Pada tahun 2021, Liang mulai mengakuisisi ribuan unit prosesor grafis Nvidia untuk sebuah eksperimen AI pribadi. Banyak rekan-rekannya yang menganggap upayanya sebagai langkah ambisius namun tidak realistis, terutama mengingat pembatasan ekspor chip AI dari AS ke China yang semakin ketat di bawah kepemimpinan Biden. Namun, kegigihan Liang membuahkan hasil dengan lahirnya DeepSeek—sebuah pencapaian yang sebelumnya hanya dianggap mungkin dilakukan oleh raksasa teknologi seperti ByteDance atau Alibaba.
Sebelum mendirikan DeepSeek, Liang telah lama mengeksplorasi integrasi teknologi dengan investasi. Pada tahun 2013, ia mendirikan Hangzhou Jacobi Investment Management, sebuah perusahaan yang menerapkan AI dalam strategi perdagangan.
Dalam kurun waktu dua tahun berikutnya, ia juga mendirikan Hangzhou Huanfang Technology Co dan Ningbo Huanfang Quantitative Investment Management Partnership, yang keduanya berfokus pada investasi berbasis AI.
Dalam wawancara dengan media China Waves pada tahun 2023, Liang menepis anggapan bahwa perusahaan rintisan sudah kehilangan momentum untuk masuk ke industri AI atau bahwa investasi dalam bidang ini harus selalu bernilai mahal.
Masa Depan AI di China
Kebangkitan DeepSeek membuka peluang besar bagi China untuk memperkuat posisinya sebagai pemain utama dalam pengembangan AI global.
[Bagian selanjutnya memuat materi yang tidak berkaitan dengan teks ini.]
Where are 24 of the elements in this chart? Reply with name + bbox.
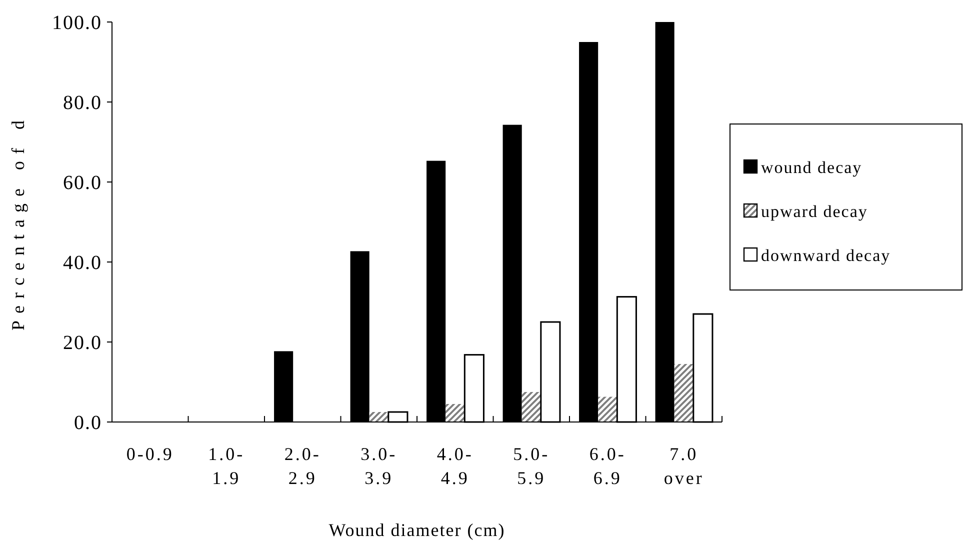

Dengan membangun ekosistem yang mendukung riset dan inovasi, DeepSeek berpotensi menjadi lokomotif bagi kemajuan di berbagai sektor, mulai dari kesehatan hingga keuangan.
Langkah DeepSeek membuktikan bahwa inovasi tidak selalu bergantung pada sumber daya besar, tetapi juga pada visi, strategi, dan eksekusi yang tepat. Dunia kini menanti sejauh mana perusahaan ini akan melangkah dalam peta persaingan AI yang semakin ketat.